For arithmetic types, which are mainly applied to all operators that apply standard arithmetic conversions. Thus, you can use the element in various arithmetic and logical operations without requiring a definition.
I cannot list all the things that you can or cannot do here, because the requirements that something is [g] lvalue or [p] rvalue are spread by standard. Rule of thumb: if only the value for the variable is used, the conversion of lvalue to rvalue is applied; if a variable is used as an object , it is used as an lvalue.
You cannot use it in contexts where the lvalue value is explicitly required, for example, as an argument to an address operator or mutating operators). Direct linking of lvalue links (without conversion) is such a context.
A few more examples (without detailed standard analysis):
You can pass it to functions if the function parameter is not a reference to which you can directly bind a variable.
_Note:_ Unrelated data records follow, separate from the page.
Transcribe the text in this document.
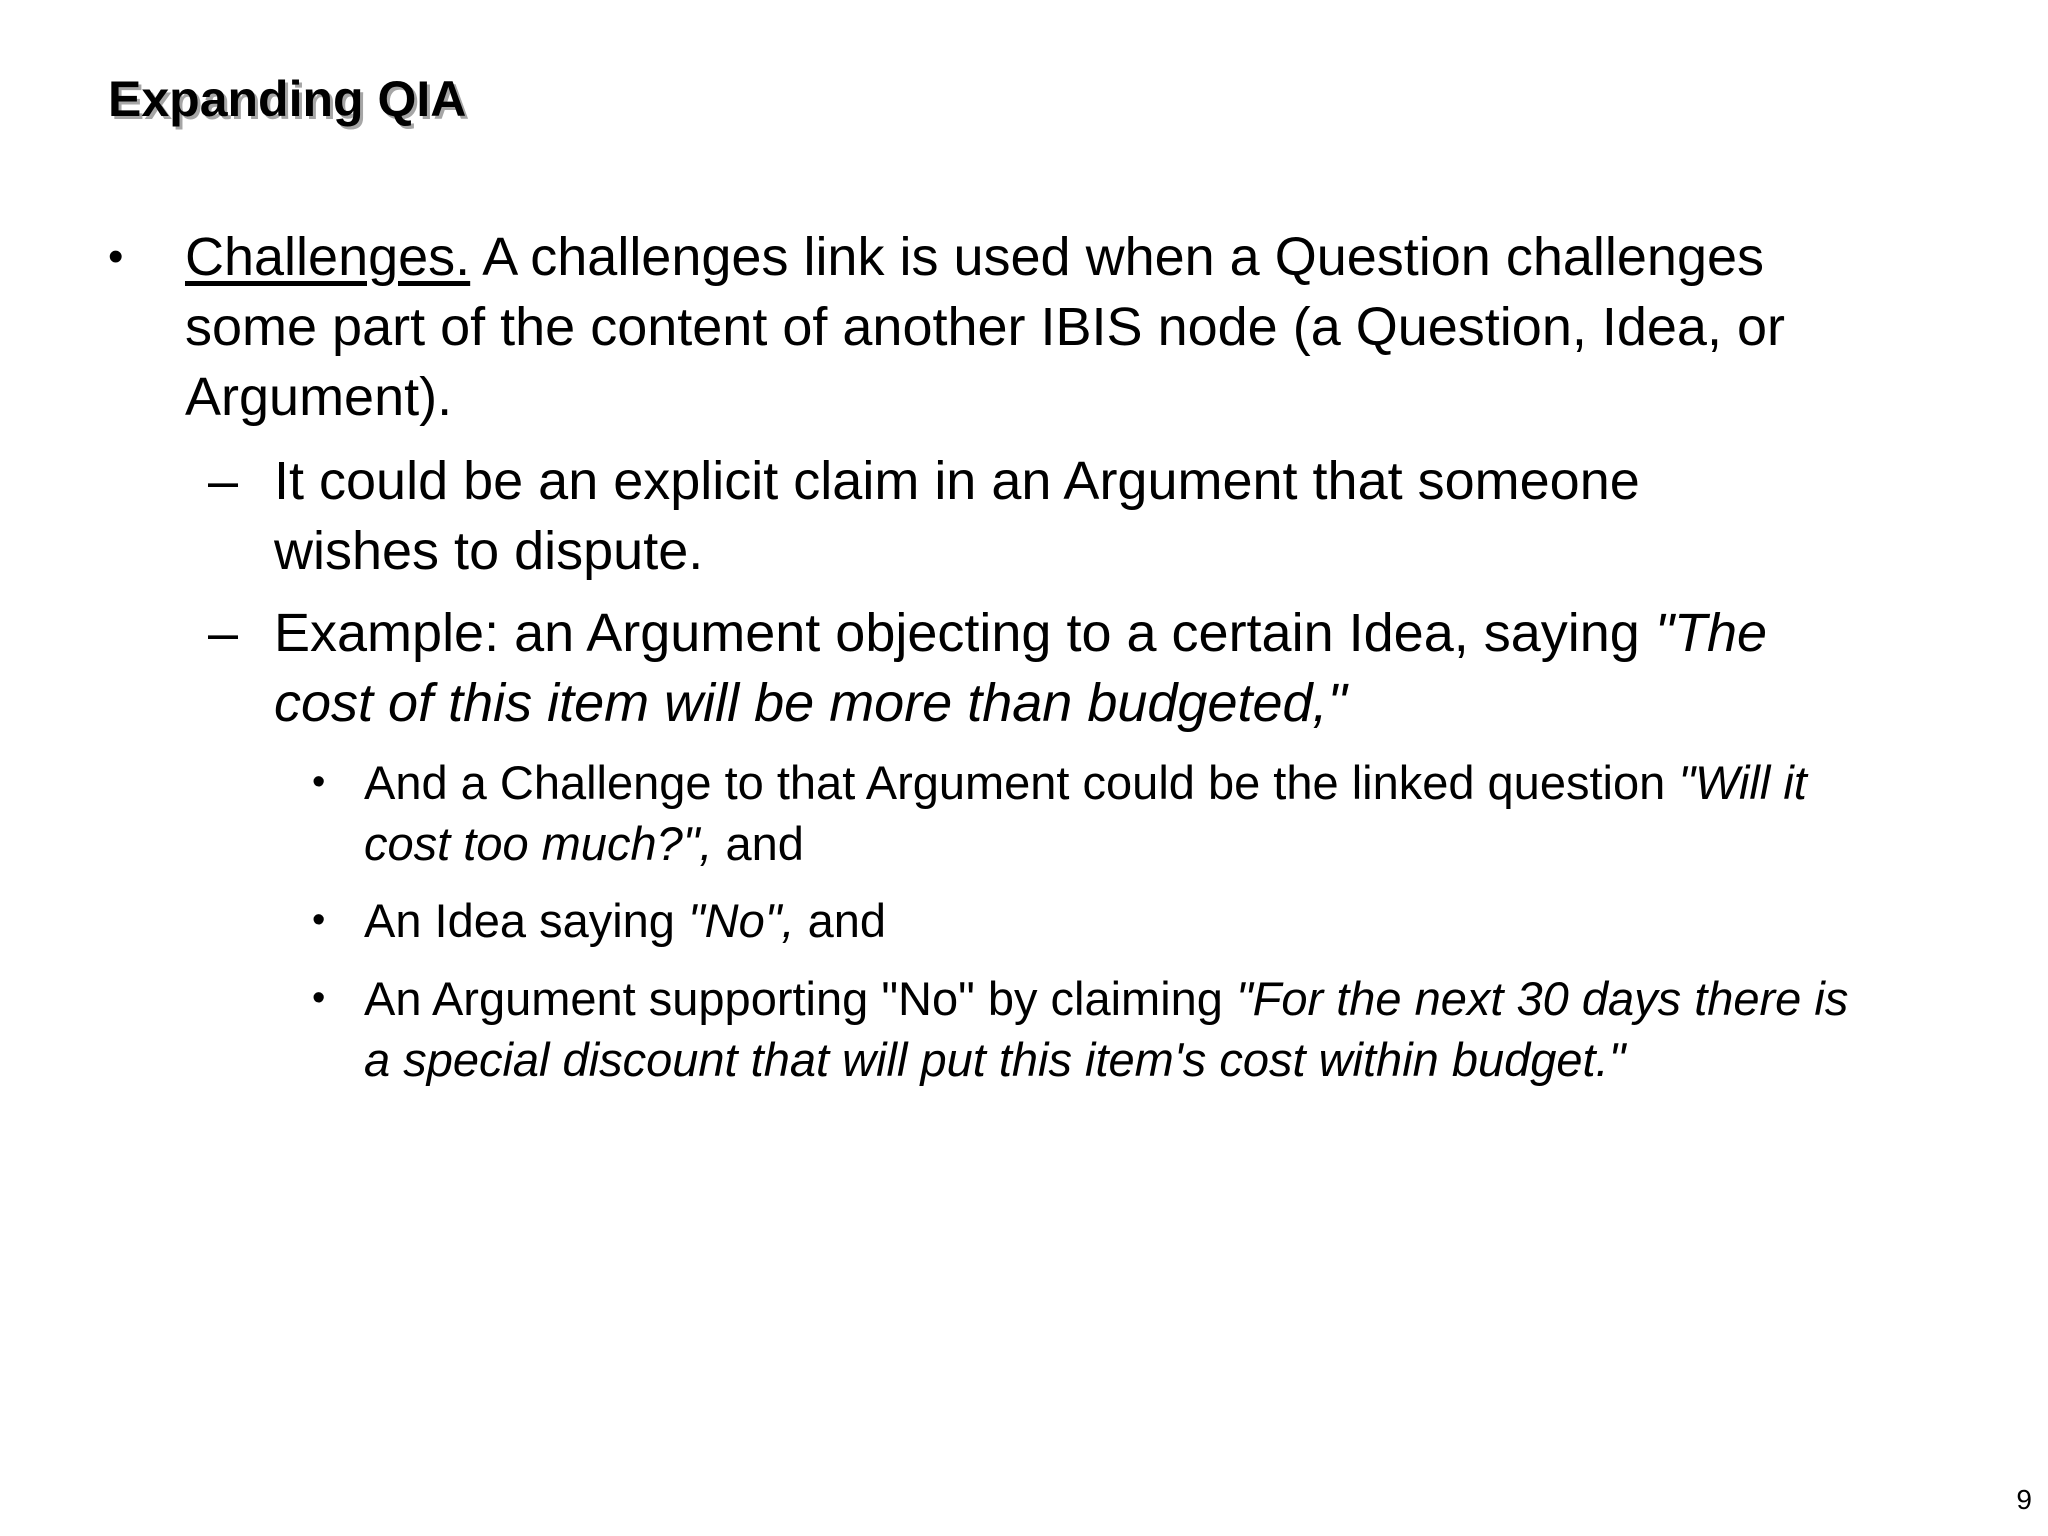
Expanding QIA
•	Challenges. A challenges link is used when a Question challenges some part of the content of another IBIS node (a Question, Idea, or Argument).
– It could be an explicit claim in an Argument that someone wishes to dispute.
– Example: an Argument objecting to a certain Idea, saying "The cost of this item will be more than budgeted,"
• And a Challenge to that Argument could be the linked question "Will it cost too much?", and
• An Idea saying "No", and
• An Argument supporting "No" by claiming "For the next 30 days there is a special discount that will put this item's cost within budget."
9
To return from a function: if the implicit conversion to the type of the returned object includes a user-defined conversion function, the rules apply to go to the function. Otherwise, you can return it if the function does not return an lvalue (reference) value that refers directly to the variable.
The key rule for variables using odr, the "One Definition Rule" is in 3.2 / 3:
Each program must contain exactly one definition of each non-line function or variable that is used in this program odr; No diagnostic required.
The component “without the need for diagnostics” means that programs that violate this rule cause undefined behavior, which can vary from failure to compile, compile and crash in amazing compilation methods and actions, as if everything is in order. And your compiler should not warn you about the problem.
The reason, as others have already pointed out, is that many of these violations will only be detected by the linker. But optimization may have removed object references, so there is no reason for the connection to fail, otherwise the connection can sometimes occur only at run time or be determined to select an arbitrary instance from several name definitions.